Those heeding CAMRA’s call are mainly local authorities in affluent areas, like the Royal Borough of Kensington & Chelsea and Cambridge - after all, redundant pubs can make beautiful homes.

Cambridge City Council has even gone as far as drawing up a delaying strategy to prevent pub conversions to any other use. When the restrictions are incorporated into the local plan, the pub owner must market the pub for a year before selling it for conversion. Even then, the owner must prove that there will not be a loss to community facilities.

When the year is up, the supermarkets will still not necessarily be at the top of the list of buyers, says Steve Rodell, head of retail at Christie & Co. “Of every hundred pubs that come on to the market, only three or four are suitable for retail conversion,” he points out.

But that’s three or four too many for some people, including health secretary Jeremy Hunt and former defence secretary Liam Fox. Plans have been tabled to open Tesco Express stores on former pub sites in both Tory MPs’ constituencies and they have reportedly written to communities secretary Eric Pickles asking him to tighten planning laws to protect small shopkeepers.

Whether their intervention will has any impact remains to be seen.
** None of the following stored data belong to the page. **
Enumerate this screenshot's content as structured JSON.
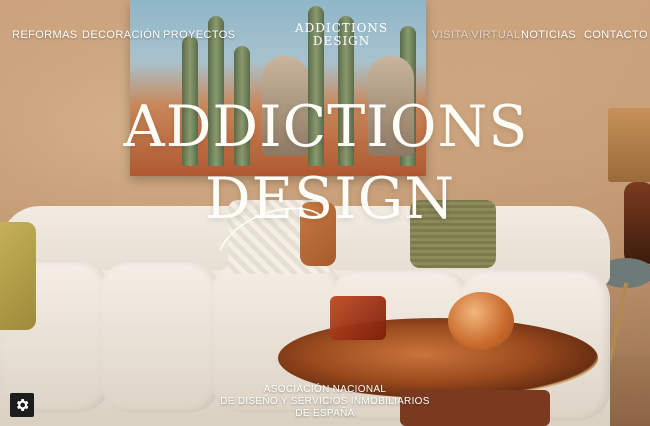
{
  "nav": {
    "items": [
      {
        "label": "REFORMAS"
      },
      {
        "label": "DECORACIÓN"
      },
      {
        "label": "PROYECTOS"
      },
      {
        "label": "VISITA VIRTUAL"
      },
      {
        "label": "NOTICIAS"
      },
      {
        "label": "CONTACTO"
      }
    ]
  },
  "hero": {
    "brand_line1": "ADDICTIONS",
    "brand_line2": "DESIGN",
    "painting_logo_line1": "ADDICTIONS",
    "painting_logo_line2": "DESIGN"
  },
  "footer_text": {
    "line1": "ASOCIACIÓN NACIONAL",
    "line2": "DE DISEÑO Y SERVICIOS INMOBILIARIOS",
    "line3": "DE ESPAÑA"
  },
  "settings": {
    "icon": "gear-icon"
  },
  "colors": {
    "text": "#ffffff",
    "brand": "#fffdf8",
    "button_bg": "#1c1c1c"
  }
}
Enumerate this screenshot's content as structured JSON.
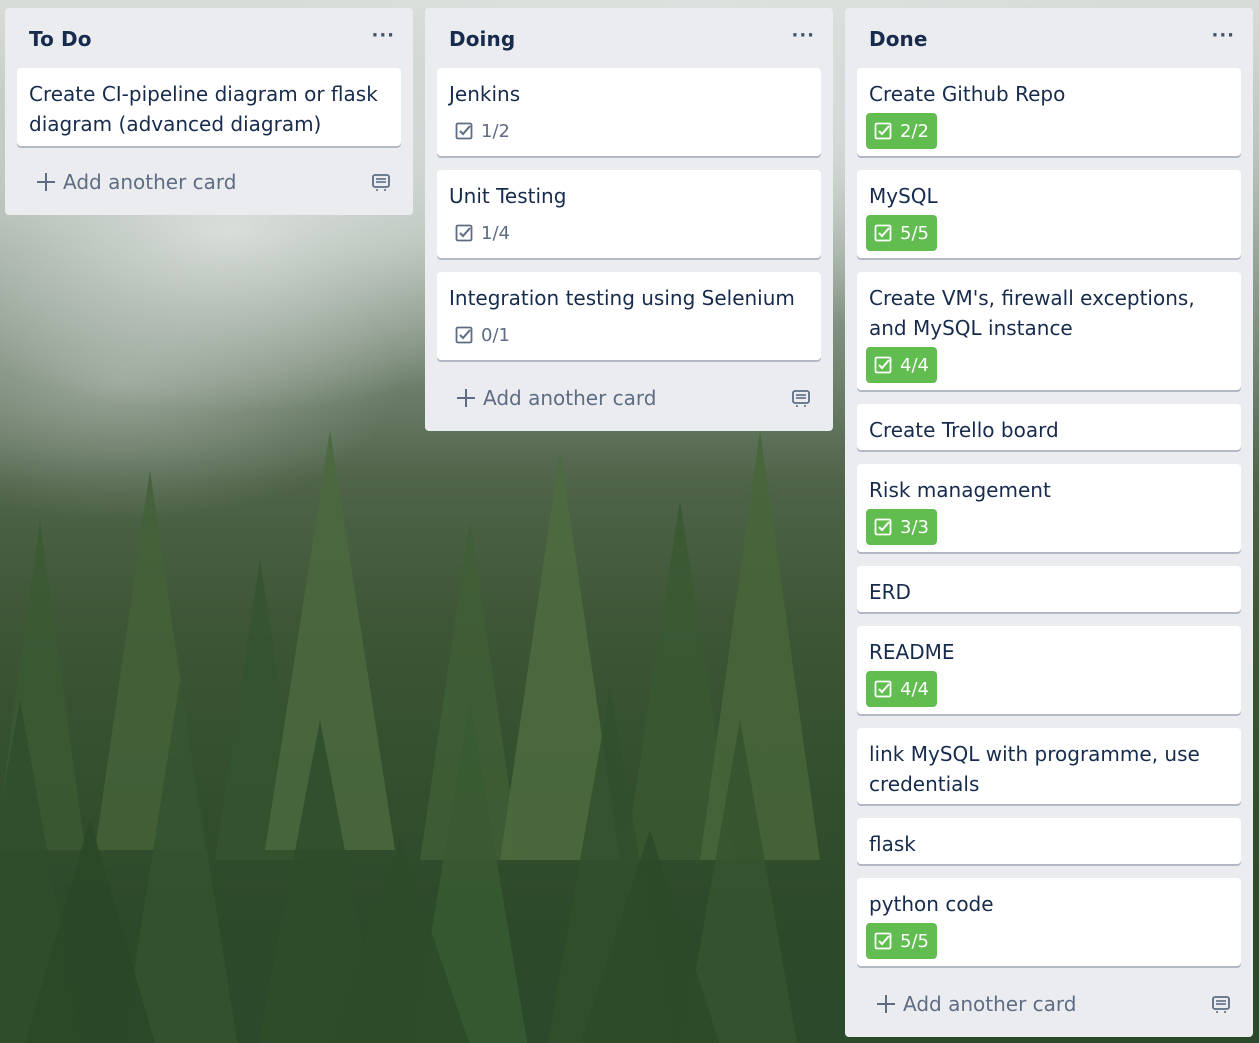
{
  "lists": [
    {
      "title": "To Do",
      "menu_label": "···",
      "add_label": "Add another card",
      "cards": [
        {
          "title": "Create CI-pipeline diagram or flask diagram (advanced diagram)"
        }
      ]
    },
    {
      "title": "Doing",
      "menu_label": "···",
      "add_label": "Add another card",
      "cards": [
        {
          "title": "Jenkins",
          "checklist": "1/2",
          "complete": false
        },
        {
          "title": "Unit Testing",
          "checklist": "1/4",
          "complete": false
        },
        {
          "title": "Integration testing using Selenium",
          "checklist": "0/1",
          "complete": false
        }
      ]
    },
    {
      "title": "Done",
      "menu_label": "···",
      "add_label": "Add another card",
      "cards": [
        {
          "title": "Create Github Repo",
          "checklist": "2/2",
          "complete": true
        },
        {
          "title": "MySQL",
          "checklist": "5/5",
          "complete": true
        },
        {
          "title": "Create VM's, firewall exceptions, and MySQL instance",
          "checklist": "4/4",
          "complete": true
        },
        {
          "title": "Create Trello board"
        },
        {
          "title": "Risk management",
          "checklist": "3/3",
          "complete": true
        },
        {
          "title": "ERD"
        },
        {
          "title": "README",
          "checklist": "4/4",
          "complete": true
        },
        {
          "title": "link MySQL with programme, use credentials"
        },
        {
          "title": "flask"
        },
        {
          "title": "python code",
          "checklist": "5/5",
          "complete": true
        }
      ]
    }
  ],
  "colors": {
    "list_bg": "#ebecf0",
    "card_bg": "#ffffff",
    "complete_badge": "#61bd4f",
    "text_primary": "#172b4d",
    "text_muted": "#5e6c84"
  },
  "icons": {
    "checklist": "checkbox-icon",
    "add": "plus-icon",
    "template": "card-template-icon",
    "menu": "more-icon"
  }
}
But with the multiples’ push into c-stores showing little sign of abating and 18 pubs closing every week, the future of this great British institution is far from secure, warns Benner.

“Unless action is taken by the government to address obvious loopholes in planning legislation, more local communities will be forced to give up their local pub without a fight, and seeing the pub signs of Red Lions and Royal Oaks being corporately graffitied over by supermarket empires will become an all-too-common sight.” Albeit one many would argue is preferable to a derelict building.